Ruthie Shavit (center), the SIJCC’s outgoing director, and Lihi Shadmi, the center’s assistant preschool director, lead the crowd in Shabbat prayers and children’s songs. 

The savior of the Jewish preschool came in the form of an unlikely benefactor: Bishop J. Jon Bruno, head of Los Angeles’ Episcopal Diocese. In his youth, Bruno had played basketball at the center’s gym. Under his leadership, the diocese joined with the Jewish community group operating the center to purchase the property for $2.1 million, and a loan from Far East National Bank made the deal possible. L.A. Mayor Eric Garcetti, who represented the district as city councilman at the time and had attended the JCC as a child, helped facilitate the negotiations. The diocese got a 49 percent ownership stake in exchange for being able to conduct its own services and other programs there, and the JCC supporters got 51 percent. Federation, long criticized for refusing to forgive the debt the JCC had inherited from JCCGLA, offered no financial support. Thus, the newly independent Silver Lake center was born.

“It was quite a community-building experience, because we’d have bottles of wine, and we’d sit around and argue, ‘What do we need to do?’ But miraculously it all came together,” Peacock said. “The teachers stayed with us, and I think that’s really a testament to Ruthie.”

Peacock also praised Shavit’s personal style. She remembered how, one time, Shavit handed Peacock a jacket and told her to keep it. She still wears it.

“She’s so beautiful and so stylish and always looks amazing. You would never think a director of a preschool would be such a fashion plate,” Peacock said.

Shavit had loved reading fashion magazines as a child on a kibbutz in Israel. But because all the clothes there were shared communally, she didn’t get to choose what she wore. “I thought that was really cruel and unusual punishment,” she said, laughing. “So I was very happy to come to America, to be able to wear these gorgeous clothes I saw in the magazines.”

Born in 1946 on Kibbutz Hefzi-ba in the Jezreel Valley of northern Israel, Shavit arrived in the U.S. in 1970 with her husband, Jacob, to attend the University of Judaism (now American Jewish University). She studied Jewish history, even though she hadn’t had much exposure to religious life. “I’d never been to a synagogue in my life until I came to the United States,” she said.

Shavit joined the JCC preschool teaching staff in 1972. In 1987, she became the preschool director for the center. In 2002, she rose to become director of the SIJCC and helped form its board, leading the purchase of the center’s property in 2005. Preschool classes have essentially doubled under Shavit’s leadership and are now at capacity, with 110 students.

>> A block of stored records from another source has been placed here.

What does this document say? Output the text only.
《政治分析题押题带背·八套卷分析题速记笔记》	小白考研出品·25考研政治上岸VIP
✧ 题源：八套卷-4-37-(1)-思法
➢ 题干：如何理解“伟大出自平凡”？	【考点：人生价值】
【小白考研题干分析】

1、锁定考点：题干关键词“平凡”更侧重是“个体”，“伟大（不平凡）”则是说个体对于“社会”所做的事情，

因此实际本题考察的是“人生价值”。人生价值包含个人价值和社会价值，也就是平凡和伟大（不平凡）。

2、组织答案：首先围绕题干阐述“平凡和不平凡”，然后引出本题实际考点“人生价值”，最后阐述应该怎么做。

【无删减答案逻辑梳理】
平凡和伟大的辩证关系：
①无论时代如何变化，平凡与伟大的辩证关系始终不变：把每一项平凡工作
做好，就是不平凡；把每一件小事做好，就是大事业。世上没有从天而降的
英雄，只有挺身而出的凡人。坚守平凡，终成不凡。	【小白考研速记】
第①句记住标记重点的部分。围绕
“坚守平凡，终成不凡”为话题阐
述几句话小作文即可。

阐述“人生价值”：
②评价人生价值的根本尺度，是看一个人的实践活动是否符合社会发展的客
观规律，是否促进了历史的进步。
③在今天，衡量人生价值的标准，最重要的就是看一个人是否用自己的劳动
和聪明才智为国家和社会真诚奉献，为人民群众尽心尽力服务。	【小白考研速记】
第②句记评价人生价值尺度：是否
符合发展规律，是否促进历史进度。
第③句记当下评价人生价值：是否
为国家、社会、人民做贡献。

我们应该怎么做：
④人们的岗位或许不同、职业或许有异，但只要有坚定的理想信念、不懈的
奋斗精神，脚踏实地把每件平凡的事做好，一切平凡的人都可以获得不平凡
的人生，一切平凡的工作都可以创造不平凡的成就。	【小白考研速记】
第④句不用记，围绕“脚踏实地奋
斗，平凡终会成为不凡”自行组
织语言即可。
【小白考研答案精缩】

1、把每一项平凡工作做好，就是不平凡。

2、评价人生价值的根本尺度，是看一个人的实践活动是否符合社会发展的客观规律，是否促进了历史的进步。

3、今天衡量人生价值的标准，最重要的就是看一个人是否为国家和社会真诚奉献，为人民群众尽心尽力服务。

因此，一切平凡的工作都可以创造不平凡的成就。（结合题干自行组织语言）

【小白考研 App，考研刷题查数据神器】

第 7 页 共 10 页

Former SIJCC board member and preschool parent Sarah Finn joked that her job as a Hollywood casting director isn’t so different from Shavit’s role at the center. “It’s all about bringing the right people together. I do it in the movies; Ruthie does it in real life,” Finn said.

With Shavit’s departure, current co-executive director Ayana Morse will take over as head of the SIJCC, and Elizabeth Schwandt has been hired as the preschool director. The center’s programming has expanded significantly beyond the preschool. It now houses the Jewish Learning Center, a Hebrew school with 90 families that teaches children until their bar or bat mitzvah; East Side Jews, an irreverent, nondenominational social community; Culture Lab, a project that gathers artists to create work around Jewish-related themes; and other cultural and educational activities. Morse said there are ambitious plans for the center’s physical upgrade and expansion, but that replacing Shavit would be impossible.

“She is in the center. She is in the walls; she is in the bricks. It’s her place. So I think, hopefully, we can retain that. And no one will replace her. She is such a unique spirit,” Morse said.

As for Shavit’s future plans, she is simply looking forward to retirement.

“I’ll go to yoga every day,” Shavit said, “and I’ll go to tai chi. In tai chi you learn to let go and move on.”

Shavit’s not worried about the future of the SIJCC without her.

“My experience as a teacher here taught me that this is a very organic place. It’s a river. And, you know, a river knows how to flow.”